While you might think an especially hard winter would reduce tick numbers, it makes little difference to the blacklegged tick, said James Burtis, a postdoctoral associate in the department of entomology at Cornell University.

“The blacklegged tick seems pretty resilient to the cold,” he explained. “During the winter they just burrow under leaf litter and hang out.”

What about the acorns?

For the most part, oak trees don’t shed their acorns annually. But sometimes they all drop their seeds at the same time in what is called a “masting.”

To see an example of how a masting can impact the risk of Lyme disease, you don’t have to go back too many years, said Ostfeld, whose group has been monitoring mouse populations in the Hudson River Valley for more than 25 years.

The most recent masting was in 2015, Ostfeld said.

The result was that “2016 was the biggest mouse year we’ve had in 25 years of monitoring them,” he added. “In 2017, we found the highest number of infected nymph stage ticks that we’d seen in more than a decade. And CDC statistics show that that was also a really big year for Lyme disease.”

Ostfeld cautioned that findings in the Hudson River Valley might not be valid for other areas of the country.

Ostfeld’s group is one of the few actually monitoring tick numbers. And that’s unfortunate because knowing how many ticks are around would help researchers determine whether interventions designed to reduce tick numbers are working.

One of those interventions targets deer, but doesn’t harm them.

Deer are involved in the last phase of the Lyme tick life cycle. The female ticks bite the deer and then go off to lay their eggs —3,000 of them, Toledo said.

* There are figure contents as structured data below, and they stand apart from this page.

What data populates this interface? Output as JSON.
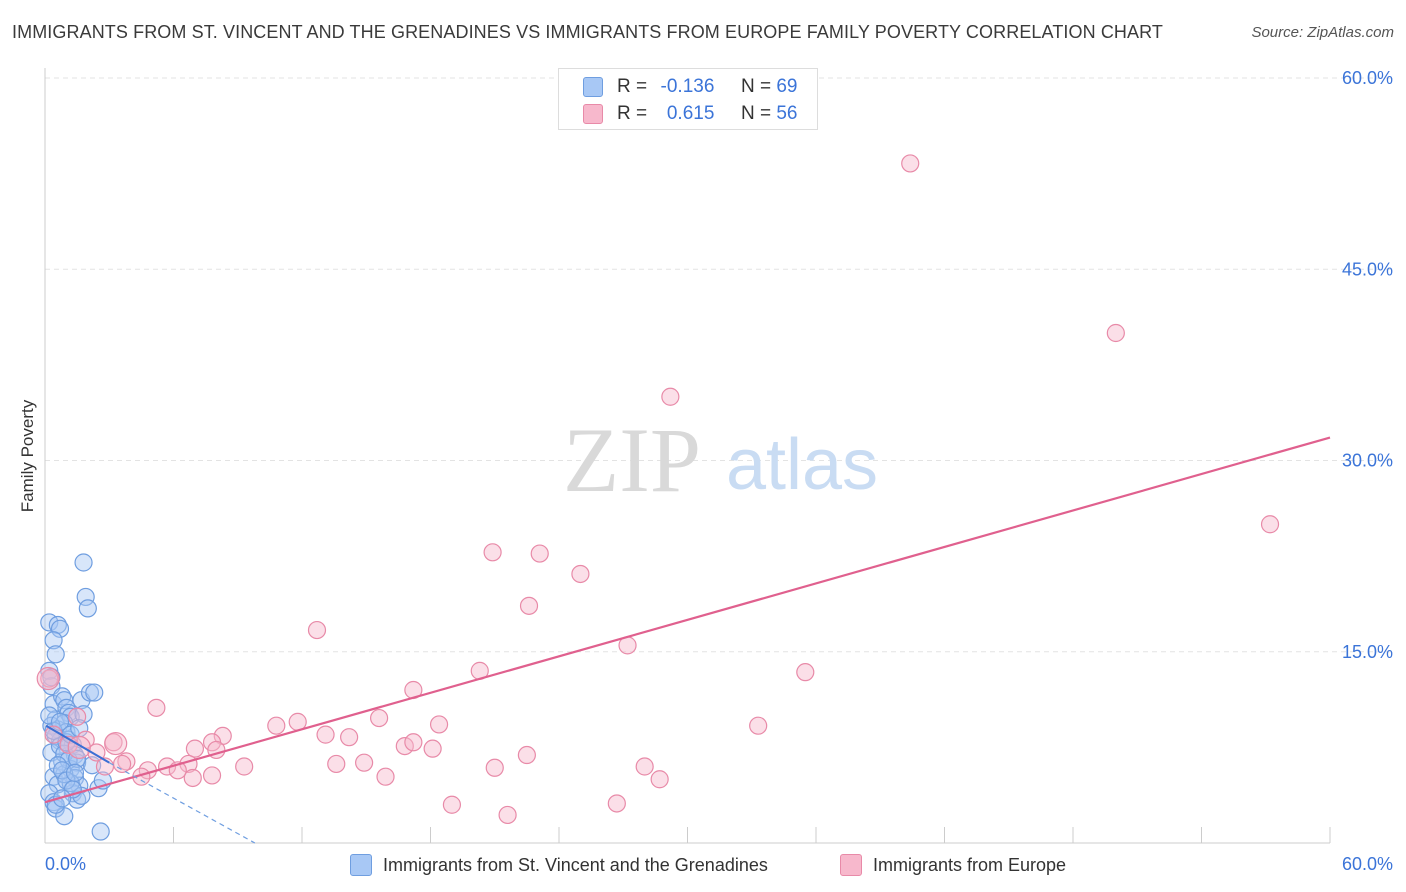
{
  "title": "IMMIGRANTS FROM ST. VINCENT AND THE GRENADINES VS IMMIGRANTS FROM EUROPE FAMILY POVERTY CORRELATION CHART",
  "source": "Source: ZipAtlas.com",
  "watermark": {
    "zip": "ZIP",
    "atlas": "atlas"
  },
  "legend_top": {
    "rows": [
      {
        "r_label": "R =",
        "r_value": "-0.136",
        "n_label": "N =",
        "n_value": "69"
      },
      {
        "r_label": "R =",
        "r_value": "0.615",
        "n_label": "N =",
        "n_value": "56"
      }
    ]
  },
  "colors": {
    "blue_fill": "#a8c8f5",
    "blue_stroke": "#6f9ee0",
    "blue_line": "#3b6fd4",
    "pink_fill": "#f7b8cc",
    "pink_stroke": "#e88aa8",
    "pink_line": "#e0608e",
    "grid": "#e3e3e3",
    "tick_label": "#3b74d8",
    "axis": "#cccccc"
  },
  "chart_data": {
    "type": "scatter",
    "title": "IMMIGRANTS FROM ST. VINCENT AND THE GRENADINES VS IMMIGRANTS FROM EUROPE FAMILY POVERTY CORRELATION CHART",
    "xlabel": "",
    "ylabel": "Family Poverty",
    "xlim": [
      0,
      60
    ],
    "ylim": [
      0,
      60
    ],
    "x_tick_labels": [
      {
        "value": 0,
        "label": "0.0%"
      },
      {
        "value": 60,
        "label": "60.0%"
      }
    ],
    "y_tick_labels": [
      {
        "value": 15,
        "label": "15.0%"
      },
      {
        "value": 30,
        "label": "30.0%"
      },
      {
        "value": 45,
        "label": "45.0%"
      },
      {
        "value": 60,
        "label": "60.0%"
      }
    ],
    "x_minor_ticks": [
      0,
      6,
      12,
      18,
      24,
      30,
      36,
      42,
      48,
      54,
      60
    ],
    "legend_position": "bottom-center",
    "series": [
      {
        "name": "Immigrants from St. Vincent and the Grenadines",
        "color": "#a8c8f5",
        "r": -0.136,
        "n": 69,
        "trend": {
          "x": [
            0.05,
            3.0
          ],
          "y": [
            9.2,
            6.3
          ]
        },
        "trend_extension": {
          "x": [
            3.0,
            9.8
          ],
          "y": [
            6.3,
            0.0
          ]
        },
        "points": [
          [
            0.2,
            13.5
          ],
          [
            0.3,
            12.3
          ],
          [
            0.4,
            10.9
          ],
          [
            0.5,
            9.7
          ],
          [
            0.6,
            8.9
          ],
          [
            0.7,
            8.0
          ],
          [
            0.3,
            7.1
          ],
          [
            0.8,
            6.4
          ],
          [
            0.4,
            5.2
          ],
          [
            0.6,
            4.6
          ],
          [
            0.2,
            3.9
          ],
          [
            0.4,
            3.2
          ],
          [
            0.5,
            2.7
          ],
          [
            0.9,
            2.1
          ],
          [
            0.2,
            17.3
          ],
          [
            0.6,
            17.1
          ],
          [
            0.7,
            16.8
          ],
          [
            0.4,
            15.9
          ],
          [
            0.5,
            14.8
          ],
          [
            0.3,
            13.0
          ],
          [
            0.8,
            11.5
          ],
          [
            0.9,
            11.2
          ],
          [
            1.0,
            10.6
          ],
          [
            1.1,
            10.2
          ],
          [
            1.2,
            9.9
          ],
          [
            0.9,
            9.4
          ],
          [
            1.0,
            8.7
          ],
          [
            1.1,
            8.1
          ],
          [
            1.3,
            7.7
          ],
          [
            1.4,
            6.9
          ],
          [
            1.5,
            6.3
          ],
          [
            1.2,
            5.8
          ],
          [
            1.4,
            5.1
          ],
          [
            1.6,
            4.5
          ],
          [
            1.3,
            3.9
          ],
          [
            1.5,
            3.4
          ],
          [
            1.2,
            4.7
          ],
          [
            0.9,
            5.4
          ],
          [
            1.8,
            22.0
          ],
          [
            1.9,
            19.3
          ],
          [
            2.0,
            18.4
          ],
          [
            1.7,
            11.2
          ],
          [
            1.8,
            10.1
          ],
          [
            2.1,
            11.8
          ],
          [
            2.3,
            11.8
          ],
          [
            2.2,
            6.1
          ],
          [
            2.5,
            4.3
          ],
          [
            2.7,
            4.9
          ],
          [
            1.7,
            3.7
          ],
          [
            2.6,
            0.9
          ],
          [
            0.3,
            9.2
          ],
          [
            0.5,
            8.4
          ],
          [
            0.7,
            7.6
          ],
          [
            0.9,
            7.0
          ],
          [
            1.1,
            6.5
          ],
          [
            0.6,
            6.1
          ],
          [
            0.8,
            5.7
          ],
          [
            1.0,
            4.9
          ],
          [
            1.3,
            4.2
          ],
          [
            1.5,
            6.6
          ],
          [
            0.4,
            8.8
          ],
          [
            0.2,
            10.0
          ],
          [
            0.7,
            9.5
          ],
          [
            1.0,
            7.9
          ],
          [
            1.2,
            8.5
          ],
          [
            1.6,
            9.0
          ],
          [
            0.5,
            3.0
          ],
          [
            0.8,
            3.5
          ],
          [
            1.4,
            5.5
          ]
        ]
      },
      {
        "name": "Immigrants from Europe",
        "color": "#f7b8cc",
        "r": 0.615,
        "n": 56,
        "trend": {
          "x": [
            0.0,
            60.0
          ],
          "y": [
            3.2,
            31.8
          ]
        },
        "points": [
          [
            40.4,
            53.3
          ],
          [
            50.0,
            40.0
          ],
          [
            29.2,
            35.0
          ],
          [
            57.2,
            25.0
          ],
          [
            20.9,
            22.8
          ],
          [
            23.1,
            22.7
          ],
          [
            25.0,
            21.1
          ],
          [
            22.6,
            18.6
          ],
          [
            12.7,
            16.7
          ],
          [
            27.2,
            15.5
          ],
          [
            20.3,
            13.5
          ],
          [
            35.5,
            13.4
          ],
          [
            17.2,
            12.0
          ],
          [
            5.2,
            10.6
          ],
          [
            11.8,
            9.5
          ],
          [
            10.8,
            9.2
          ],
          [
            15.6,
            9.8
          ],
          [
            18.4,
            9.3
          ],
          [
            33.3,
            9.2
          ],
          [
            13.1,
            8.5
          ],
          [
            14.2,
            8.3
          ],
          [
            8.3,
            8.4
          ],
          [
            7.8,
            7.9
          ],
          [
            16.8,
            7.6
          ],
          [
            17.2,
            7.9
          ],
          [
            18.1,
            7.4
          ],
          [
            8.0,
            7.3
          ],
          [
            7.0,
            7.4
          ],
          [
            3.2,
            7.9
          ],
          [
            1.9,
            8.1
          ],
          [
            2.4,
            7.1
          ],
          [
            1.1,
            7.7
          ],
          [
            0.4,
            8.5
          ],
          [
            3.8,
            6.4
          ],
          [
            2.8,
            6.0
          ],
          [
            4.8,
            5.7
          ],
          [
            6.7,
            6.2
          ],
          [
            9.3,
            6.0
          ],
          [
            13.6,
            6.2
          ],
          [
            14.9,
            6.3
          ],
          [
            5.7,
            6.0
          ],
          [
            6.2,
            5.7
          ],
          [
            4.5,
            5.2
          ],
          [
            6.9,
            5.1
          ],
          [
            7.8,
            5.3
          ],
          [
            15.9,
            5.2
          ],
          [
            22.5,
            6.9
          ],
          [
            21.0,
            5.9
          ],
          [
            28.0,
            6.0
          ],
          [
            28.7,
            5.0
          ],
          [
            19.0,
            3.0
          ],
          [
            26.7,
            3.1
          ],
          [
            21.6,
            2.2
          ],
          [
            0.2,
            12.9
          ],
          [
            1.5,
            9.9
          ],
          [
            3.6,
            6.2
          ]
        ],
        "large_points": [
          [
            0.15,
            12.9
          ],
          [
            3.3,
            7.8
          ],
          [
            1.6,
            7.5
          ]
        ]
      }
    ]
  },
  "legend_bottom": [
    {
      "label": "Immigrants from St. Vincent and the Grenadines"
    },
    {
      "label": "Immigrants from Europe"
    }
  ]
}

To try to cut back on how many females get a chance to lay their eggs, researchers have been setting “4-poster systems” that have feed bins with corn for the deer to eat. While the deer are consuming the corn, brushes on the sides of the food bin coat the animals’ necks with an insecticide. The hope is that this will reduce the numbers of ticks that are able to lay eggs.

But without annual estimates of the number if ticks, it’s not possible to know whether the 4-poster systems and other methods are making a dent in the tick population, Toledo said.

So, if walking in the woods, always use a reliable bug spray.